Wah! Kasatpol PP Bungo Diduga Korupsi Anggaran Pilkada

Bungo, delikjambi.com — Pasca pergelaran pesta Demokrasi pilkada Bungo, terkuak dugaan korupsi yang dilakukan Kasat Pol PP Bungo Khaidir Yusuf.

Berdasarkan informasi yang diperoleh dari salah satu anggota Satpol PP, bahwa honorarium puluhan anggota Satuan Polisi Pamong Praja (Satpol PP) Bungo, yang merupakan bagian dari petugas pengamanan dalam Pilkada tidak dibayarkan.

Ia mengungkapkan bahwa honorarium dirinya bersama puluhan anggota lainnya yang masuk dalam petugas pengamanan disaat rapat pleno hingga saat ini tidak dibayarkan.

“Pengamanan pilkada pleno kabupaten sebelum psu selama 3 kali 24 jam tidak dibayarkan kepada 30 anggota yg ditugaskan selama 3 hari di hotel swarnabumi,” ungkapnya melalui pesan WA, Rabu (07/05/2025).

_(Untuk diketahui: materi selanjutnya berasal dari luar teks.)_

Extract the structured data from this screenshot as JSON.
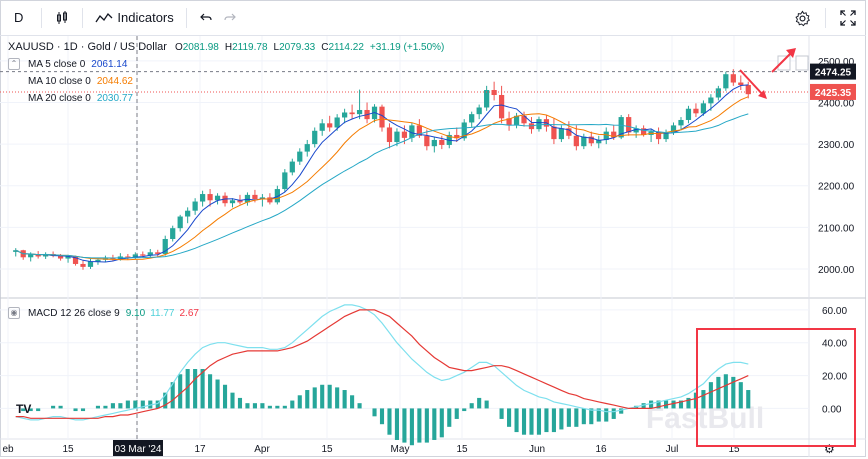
{
  "toolbar": {
    "interval": "D",
    "indicators_label": "Indicators"
  },
  "header": {
    "symbol_line": "XAUUSD · 1D · Gold / US Dollar",
    "ohlc": [
      {
        "k": "O",
        "v": "2081.98"
      },
      {
        "k": "H",
        "v": "2119.78"
      },
      {
        "k": "L",
        "v": "2079.33"
      },
      {
        "k": "C",
        "v": "2114.22"
      }
    ],
    "change": "+31.19 (+1.50%)"
  },
  "indicators": [
    {
      "label": "MA 5 close 0",
      "value": "2061.14",
      "color": "#1848cc"
    },
    {
      "label": "MA 10 close 0",
      "value": "2044.62",
      "color": "#f57c00"
    },
    {
      "label": "MA 20 close 0",
      "value": "2030.77",
      "color": "#26a8c6"
    }
  ],
  "macd_legend": {
    "label": "MACD 12 26 close 9",
    "values": [
      {
        "v": "9.10",
        "color": "#089981"
      },
      {
        "v": "11.77",
        "color": "#4fd1d9"
      },
      {
        "v": "2.67",
        "color": "#f23645"
      }
    ]
  },
  "price_labels": {
    "dashed": "2474.25",
    "red": "2425.35"
  },
  "cursor_date": "03 Mar '24",
  "watermark": "FastBull",
  "colors": {
    "up": "#26a69a",
    "down": "#ef5350",
    "macd": "#7ee0ee",
    "signal": "#e53935",
    "hist": "#26a69a",
    "annot": "#f23645"
  },
  "chart_data": [
    {
      "type": "candlestick",
      "title": "XAUUSD · 1D · Gold / US Dollar",
      "y_ticks": [
        2000,
        2100,
        2200,
        2300,
        2400,
        2500
      ],
      "ylim": [
        1935,
        2555
      ],
      "x_ticks": [
        "eb",
        "15",
        "03 Mar '24",
        "17",
        "Apr",
        "15",
        "May",
        "15",
        "Jun",
        "16",
        "Jul",
        "15"
      ],
      "candles": [
        [
          2041,
          2050,
          2030,
          2045
        ],
        [
          2045,
          2046,
          2022,
          2028
        ],
        [
          2028,
          2040,
          2018,
          2035
        ],
        [
          2035,
          2043,
          2025,
          2030
        ],
        [
          2030,
          2040,
          2024,
          2036
        ],
        [
          2036,
          2042,
          2028,
          2032
        ],
        [
          2032,
          2036,
          2020,
          2025
        ],
        [
          2025,
          2034,
          2015,
          2030
        ],
        [
          2030,
          2032,
          2008,
          2012
        ],
        [
          2012,
          2020,
          1998,
          2005
        ],
        [
          2005,
          2025,
          2000,
          2018
        ],
        [
          2018,
          2026,
          2010,
          2022
        ],
        [
          2022,
          2032,
          2016,
          2026
        ],
        [
          2026,
          2034,
          2018,
          2024
        ],
        [
          2024,
          2038,
          2020,
          2030
        ],
        [
          2030,
          2036,
          2022,
          2028
        ],
        [
          2028,
          2040,
          2024,
          2035
        ],
        [
          2035,
          2042,
          2028,
          2032
        ],
        [
          2032,
          2048,
          2026,
          2040
        ],
        [
          2040,
          2046,
          2030,
          2036
        ],
        [
          2036,
          2080,
          2032,
          2072
        ],
        [
          2072,
          2104,
          2066,
          2098
        ],
        [
          2098,
          2130,
          2090,
          2126
        ],
        [
          2126,
          2148,
          2110,
          2140
        ],
        [
          2140,
          2170,
          2130,
          2162
        ],
        [
          2162,
          2188,
          2150,
          2180
        ],
        [
          2180,
          2192,
          2150,
          2165
        ],
        [
          2165,
          2182,
          2155,
          2176
        ],
        [
          2176,
          2184,
          2150,
          2158
        ],
        [
          2158,
          2170,
          2148,
          2165
        ],
        [
          2165,
          2178,
          2155,
          2160
        ],
        [
          2160,
          2184,
          2152,
          2178
        ],
        [
          2178,
          2190,
          2160,
          2168
        ],
        [
          2168,
          2180,
          2150,
          2172
        ],
        [
          2172,
          2182,
          2155,
          2160
        ],
        [
          2160,
          2200,
          2155,
          2192
        ],
        [
          2192,
          2240,
          2185,
          2232
        ],
        [
          2232,
          2265,
          2225,
          2258
        ],
        [
          2258,
          2290,
          2250,
          2282
        ],
        [
          2282,
          2310,
          2270,
          2300
        ],
        [
          2300,
          2340,
          2292,
          2332
        ],
        [
          2332,
          2360,
          2320,
          2350
        ],
        [
          2350,
          2368,
          2330,
          2340
        ],
        [
          2340,
          2372,
          2332,
          2364
        ],
        [
          2364,
          2385,
          2350,
          2376
        ],
        [
          2376,
          2395,
          2360,
          2372
        ],
        [
          2372,
          2431,
          2360,
          2382
        ],
        [
          2382,
          2400,
          2350,
          2360
        ],
        [
          2360,
          2396,
          2352,
          2390
        ],
        [
          2390,
          2395,
          2330,
          2340
        ],
        [
          2340,
          2350,
          2290,
          2305
        ],
        [
          2305,
          2338,
          2295,
          2330
        ],
        [
          2330,
          2345,
          2300,
          2315
        ],
        [
          2315,
          2352,
          2305,
          2345
        ],
        [
          2345,
          2360,
          2315,
          2320
        ],
        [
          2320,
          2335,
          2285,
          2295
        ],
        [
          2295,
          2318,
          2280,
          2310
        ],
        [
          2310,
          2320,
          2288,
          2298
        ],
        [
          2298,
          2330,
          2290,
          2322
        ],
        [
          2322,
          2340,
          2305,
          2314
        ],
        [
          2314,
          2360,
          2308,
          2352
        ],
        [
          2352,
          2378,
          2340,
          2372
        ],
        [
          2372,
          2395,
          2360,
          2388
        ],
        [
          2388,
          2440,
          2380,
          2430
        ],
        [
          2430,
          2450,
          2405,
          2418
        ],
        [
          2418,
          2440,
          2350,
          2362
        ],
        [
          2362,
          2378,
          2332,
          2345
        ],
        [
          2345,
          2375,
          2338,
          2368
        ],
        [
          2368,
          2378,
          2342,
          2350
        ],
        [
          2350,
          2365,
          2325,
          2336
        ],
        [
          2336,
          2366,
          2330,
          2360
        ],
        [
          2360,
          2370,
          2330,
          2342
        ],
        [
          2342,
          2362,
          2300,
          2312
        ],
        [
          2312,
          2345,
          2305,
          2338
        ],
        [
          2338,
          2355,
          2312,
          2320
        ],
        [
          2320,
          2345,
          2285,
          2295
        ],
        [
          2295,
          2325,
          2288,
          2318
        ],
        [
          2318,
          2330,
          2295,
          2302
        ],
        [
          2302,
          2320,
          2290,
          2310
        ],
        [
          2310,
          2340,
          2300,
          2330
        ],
        [
          2330,
          2345,
          2310,
          2316
        ],
        [
          2316,
          2370,
          2312,
          2365
        ],
        [
          2365,
          2372,
          2320,
          2328
        ],
        [
          2328,
          2345,
          2315,
          2338
        ],
        [
          2338,
          2345,
          2318,
          2322
        ],
        [
          2322,
          2335,
          2305,
          2330
        ],
        [
          2330,
          2340,
          2300,
          2312
        ],
        [
          2312,
          2335,
          2305,
          2328
        ],
        [
          2328,
          2352,
          2322,
          2345
        ],
        [
          2345,
          2365,
          2335,
          2358
        ],
        [
          2358,
          2392,
          2350,
          2385
        ],
        [
          2385,
          2398,
          2365,
          2374
        ],
        [
          2374,
          2405,
          2368,
          2398
        ],
        [
          2398,
          2420,
          2380,
          2412
        ],
        [
          2412,
          2440,
          2405,
          2434
        ],
        [
          2434,
          2474,
          2428,
          2468
        ],
        [
          2468,
          2480,
          2440,
          2448
        ],
        [
          2448,
          2465,
          2430,
          2442
        ],
        [
          2442,
          2450,
          2410,
          2420
        ]
      ],
      "ma_5_last": 2061.14,
      "ma_10_last": 2044.62,
      "ma_20_last": 2030.77,
      "price_marks": {
        "dashed": 2474.25,
        "red": 2425.35
      }
    },
    {
      "type": "macd",
      "title": "MACD 12 26 close 9",
      "y_ticks": [
        0,
        20,
        40,
        60
      ],
      "ylim": [
        -18,
        66
      ],
      "macd_line_values": [
        -5,
        -6,
        -7,
        -7,
        -6,
        -5,
        -5,
        -6,
        -7,
        -7,
        -6,
        -5,
        -4,
        -3,
        -2,
        -1,
        0,
        1,
        2,
        3,
        8,
        15,
        22,
        28,
        33,
        37,
        39,
        40,
        40,
        39,
        38,
        37,
        37,
        37,
        36,
        36,
        37,
        40,
        44,
        48,
        52,
        56,
        59,
        61,
        63,
        63,
        62,
        60,
        57,
        52,
        46,
        40,
        35,
        30,
        26,
        22,
        19,
        17,
        18,
        20,
        22,
        25,
        28,
        28,
        26,
        22,
        18,
        14,
        11,
        9,
        7,
        6,
        4,
        3,
        2,
        1,
        0,
        -1,
        -1,
        -2,
        -2,
        -1,
        0,
        1,
        2,
        3,
        4,
        5,
        6,
        7,
        9,
        12,
        15,
        20,
        24,
        27,
        28,
        28,
        27
      ],
      "signal_line_values": [
        -5,
        -5,
        -6,
        -6,
        -6,
        -6,
        -6,
        -6,
        -6,
        -6,
        -6,
        -6,
        -5,
        -5,
        -4,
        -4,
        -3,
        -2,
        -1,
        0,
        2,
        5,
        9,
        13,
        18,
        22,
        26,
        29,
        31,
        33,
        34,
        35,
        35,
        35,
        35,
        35,
        36,
        37,
        39,
        41,
        44,
        47,
        50,
        53,
        56,
        58,
        60,
        60,
        60,
        58,
        56,
        52,
        48,
        44,
        39,
        35,
        31,
        28,
        25,
        24,
        23,
        23,
        24,
        25,
        26,
        26,
        25,
        23,
        21,
        19,
        17,
        15,
        13,
        11,
        9,
        8,
        6,
        5,
        4,
        3,
        2,
        1,
        0,
        0,
        0,
        0,
        1,
        2,
        3,
        4,
        5,
        6,
        8,
        10,
        12,
        14,
        16,
        18,
        20
      ],
      "histogram_values_shown_as_bars": true,
      "last_values": {
        "hist": 9.1,
        "macd": 11.77,
        "signal": 2.67
      }
    }
  ]
}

Selain honor, selama menjadi petugas pengamanan, dirinya tidak pernah mendapatkan snack atau makanan ringan, bahkan nasi bungkus yang diberikan oleh tidaj layak dan dinilai seperti nasi kucing.

“Selama 10 hari pengamanan pilkada dikecamatan, anggota satpol pp yg mana di setiap kecamatan sebnyak 10 org perkecamatan di 17 kecamatan tidak mendapatkan snack yg telah dianggarkan sekitar kurang lebih 17.000 rupiah per orang, selma 10 hari sama sekli tidk kami dptkan, ditambah nasi yg menurut kami tidk sesuai dengan anggaran yg ditetapkan senilai kurng lebih 42.000 rupiah sekali makan sementra makan nasi sehari sebanyak 2 kali, klu kmi bilang lah sbentuk nasi kucing,” ungkapnya lagi.

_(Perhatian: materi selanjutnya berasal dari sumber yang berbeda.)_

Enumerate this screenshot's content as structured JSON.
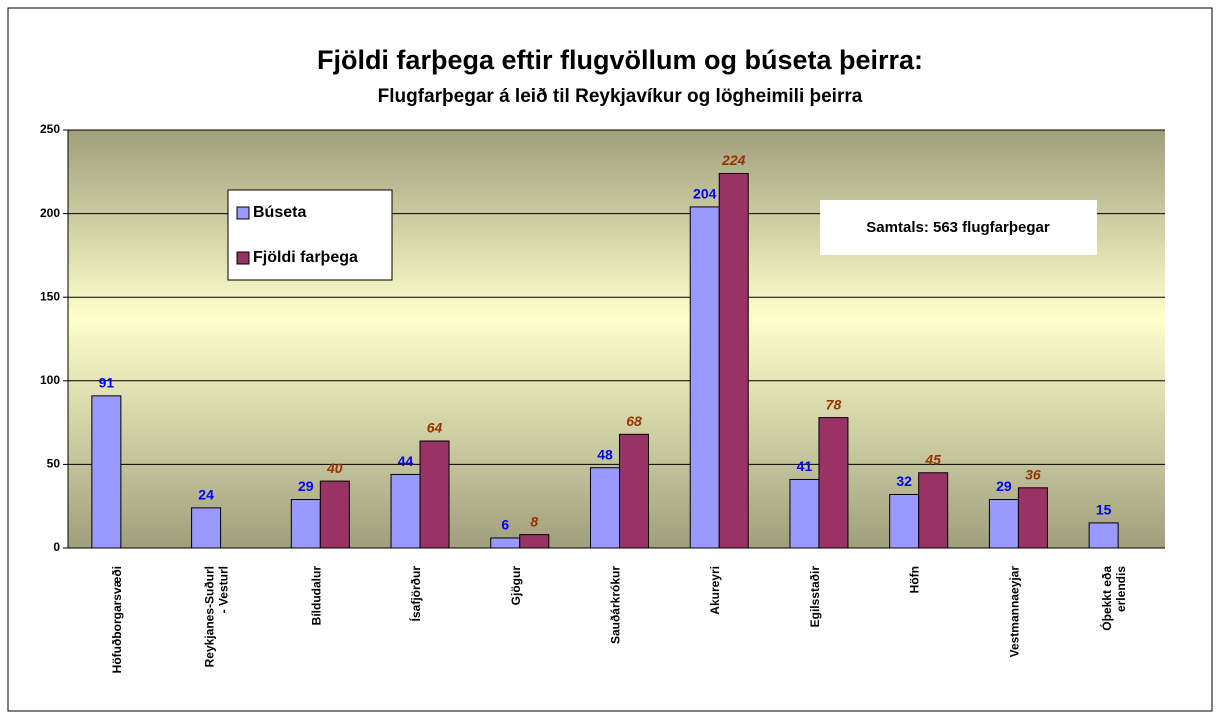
{
  "chart_data": {
    "type": "bar",
    "title": "Fjöldi farþega eftir flugvöllum og búseta þeirra:",
    "subtitle": "Flugfarþegar á leið til Reykjavíkur og lögheimili þeirra",
    "annotation": "Samtals: 563 flugfarþegar",
    "categories": [
      "Höfuðborgarsvæði",
      "Reykjanes-Suðurl\n- Vesturl",
      "Bíldudalur",
      "Ísafjörður",
      "Gjögur",
      "Sauðárkrókur",
      "Akureyri",
      "Egilsstaðir",
      "Höfn",
      "Vestmannaeyjar",
      "Óþekkt eða\nerlendis"
    ],
    "series": [
      {
        "name": "Búseta",
        "color": "#9999ff",
        "label_color": "#0000ff",
        "values": [
          91,
          24,
          29,
          44,
          6,
          48,
          204,
          41,
          32,
          29,
          15
        ]
      },
      {
        "name": "Fjöldi farþega",
        "color": "#993366",
        "label_color": "#993300",
        "values": [
          null,
          null,
          40,
          64,
          8,
          68,
          224,
          78,
          45,
          36,
          null
        ]
      }
    ],
    "ylim": [
      0,
      250
    ],
    "yticks": [
      0,
      50,
      100,
      150,
      200,
      250
    ],
    "grid": true
  }
}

Lebih lanjut dirinya kembali mengungkapkan, bahwa honor yang mereka pernah terima sebelumnya selalu dipotong tanpa alasan yang jelas.

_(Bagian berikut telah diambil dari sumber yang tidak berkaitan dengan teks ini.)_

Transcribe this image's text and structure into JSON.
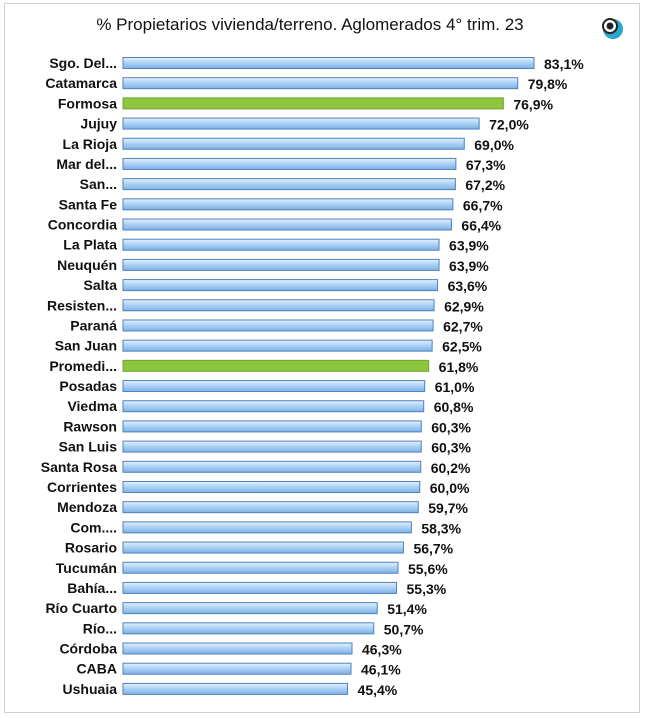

“Jadi hak kami selama pengamanan di kecamatan selama 10 hari terhadap 170 orang anggota juga dipotong sebanyak Rp 50.000 perorang,” lanjutnya.

Sementara itu, KasatPol PP Khaidir Yusuf melalui Kasi Ops Pol PO dan Damkar Ade, ditemui dikantornya membenarkan jika honorarium anggota Satpol PP yang bertugas dalam pengamanan Pleno di Hotel Swarnabumi belum dibayarkan.

“Anggaran pilkada kurang lebih 271 juta yang kami terima tidak cukup, anggaran tersebut sudah habis dan kita sudah ajukan menggunakan anggaran rutin dinas tapi kita sekarangkan tunda bayar,” bantah Ade saat ditemui dikantornya, Rabu (07/05/2025).

Saat ditanya apakah bisa dana rutin kantor di pakai untuk membayar honor petugas pilkada? Ade mengatakan bisa, karena petugas bekerja diluar jam dinas.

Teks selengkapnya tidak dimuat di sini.